14. The access node of claim 11, wherein the parameter is the transmission rank and wherein, when the transmission rank is below a threshold, precoding granularity is not enabled, and when the transmission rank is above a threshold, precoding granularity is enabled with a value that is at least one of predetermined and explicitly signaled.

15. A user equipment (UE), comprising:

a processor configured such that the UE receives at least one of: dynamic signaling of a precoding granularity value in downlink control information (DCI), semi-static signaling of the precoding granularity value through high-layer signaling, and implicit signaling of the precoding granularity value through a link with at least one parameter that was transmitted for another purpose.

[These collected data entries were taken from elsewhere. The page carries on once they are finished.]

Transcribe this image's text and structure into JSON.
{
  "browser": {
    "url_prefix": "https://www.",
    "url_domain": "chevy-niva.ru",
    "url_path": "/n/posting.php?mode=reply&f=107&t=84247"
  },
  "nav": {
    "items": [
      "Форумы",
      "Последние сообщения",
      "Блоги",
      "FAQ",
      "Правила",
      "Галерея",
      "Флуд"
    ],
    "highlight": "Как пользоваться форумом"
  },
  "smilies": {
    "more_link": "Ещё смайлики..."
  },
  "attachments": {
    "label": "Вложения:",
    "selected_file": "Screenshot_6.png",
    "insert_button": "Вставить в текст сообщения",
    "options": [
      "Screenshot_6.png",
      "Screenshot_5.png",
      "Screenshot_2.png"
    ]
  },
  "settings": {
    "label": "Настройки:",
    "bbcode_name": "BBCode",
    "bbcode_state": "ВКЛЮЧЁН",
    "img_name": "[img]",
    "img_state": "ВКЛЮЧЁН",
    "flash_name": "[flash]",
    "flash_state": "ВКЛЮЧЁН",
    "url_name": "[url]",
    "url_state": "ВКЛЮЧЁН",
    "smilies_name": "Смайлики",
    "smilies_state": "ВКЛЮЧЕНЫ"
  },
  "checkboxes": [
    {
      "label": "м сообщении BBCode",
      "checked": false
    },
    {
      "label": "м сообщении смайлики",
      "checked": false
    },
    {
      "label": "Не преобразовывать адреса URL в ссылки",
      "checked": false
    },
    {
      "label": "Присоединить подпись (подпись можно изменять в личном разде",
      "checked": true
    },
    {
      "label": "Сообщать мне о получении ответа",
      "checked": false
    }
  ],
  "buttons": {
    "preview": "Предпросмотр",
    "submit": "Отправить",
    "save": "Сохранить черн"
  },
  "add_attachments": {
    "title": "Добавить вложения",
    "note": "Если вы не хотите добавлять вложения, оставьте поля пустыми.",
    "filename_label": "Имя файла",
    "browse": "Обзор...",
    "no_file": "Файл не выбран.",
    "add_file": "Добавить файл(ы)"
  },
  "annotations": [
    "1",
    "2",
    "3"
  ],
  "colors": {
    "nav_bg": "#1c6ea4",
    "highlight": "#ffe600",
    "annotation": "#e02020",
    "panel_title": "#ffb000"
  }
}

16. The UE of claim 15, wherein, when the precoding granularity value is dynamically signaled in the DCI, a first value of at least one bit in the DCI indicates a first precoding granularity value, and a second value of the at least one bit in the DCI indicates a second precoding granularity value.

17. The UE of claim 15, wherein, when the precoding granularity value is semi-statically signaled through high-layer signaling, the high-layer signaling is at least one of:

radio resource control signaling; and

a medium access control (MAC) control element.

18. The UE of claim 15, wherein, when implicit signaling is used, the at least one parameter that was transmitted for another purpose is at least one of:

a feedback mode;

a transmission mode;

a transmission rank;

a resource allocation size;

a scrambling status of a cyclic redundancy check (CRC); and

a parity of the resource allocation size.

19. The UE of claim 18, wherein the parameter is the transmission mode and wherein, when the transmission mode is closed-loop precoding, the UE receives a plurality of different precoding granularity values, and when the transmission mode is open-loop precoding, the UE receives a precoding granularity value of one resource block.

20. The UE of claim 18, wherein the parameter is the transmission mode and wherein, when it is determined that the UE is moving at a rate below a threshold, the UE receives a plurality of different precoding granularity values and uses a closed-loop precoding transmission mode, and when it is determined that the UE is moving at a rate above the threshold, the UE receives a precoding granularity value of one resource block or a fixed number of resource blocks and uses an open-loop precoding transmission mode.

21. The UE of claim 18, wherein the parameter is the transmission rank and wherein, when the transmission rank is below a threshold, precoding granularity is not enabled, and when the transmission rank is above a threshold, precoding granularity is enabled with a value that is at least one of predetermined and explicitly signaled.

22. The UE of claim 15, wherein, when the UE receives a precoding granularity value that is different from a size of a resource block group that contains at least one resource block to which the precoding granularity value applies, the precoding granularity value is applied to as many resource blocks in the resource block group as possible, and any remaining resource block in the resource group assumes a precoding vector that is different from any precoding vector that was applied to any other resource block in the resource block group.

23. The UE of claim 15, wherein, when the UE receives a precoding granularity value that is different from a size of a resource block group that contains at least one resource block to which the precoding granularity value applies, the precoding granularity value is applied to as many resource blocks in the resource block group as possible, and any remaining resource block in the resource group assumes a precoding vector that is the same as the precoding vector of an adjacent resource block.

24. The UE of claim 15, wherein precoding granularity is applied on a resource block group basis.

25. The UE of claim 15, wherein precoding granularity is applied on a resource block group basis when a type 0 resource allocation is used, and precoding granularity is applied on a resource block basis when a resource allocation other than type 0 is used.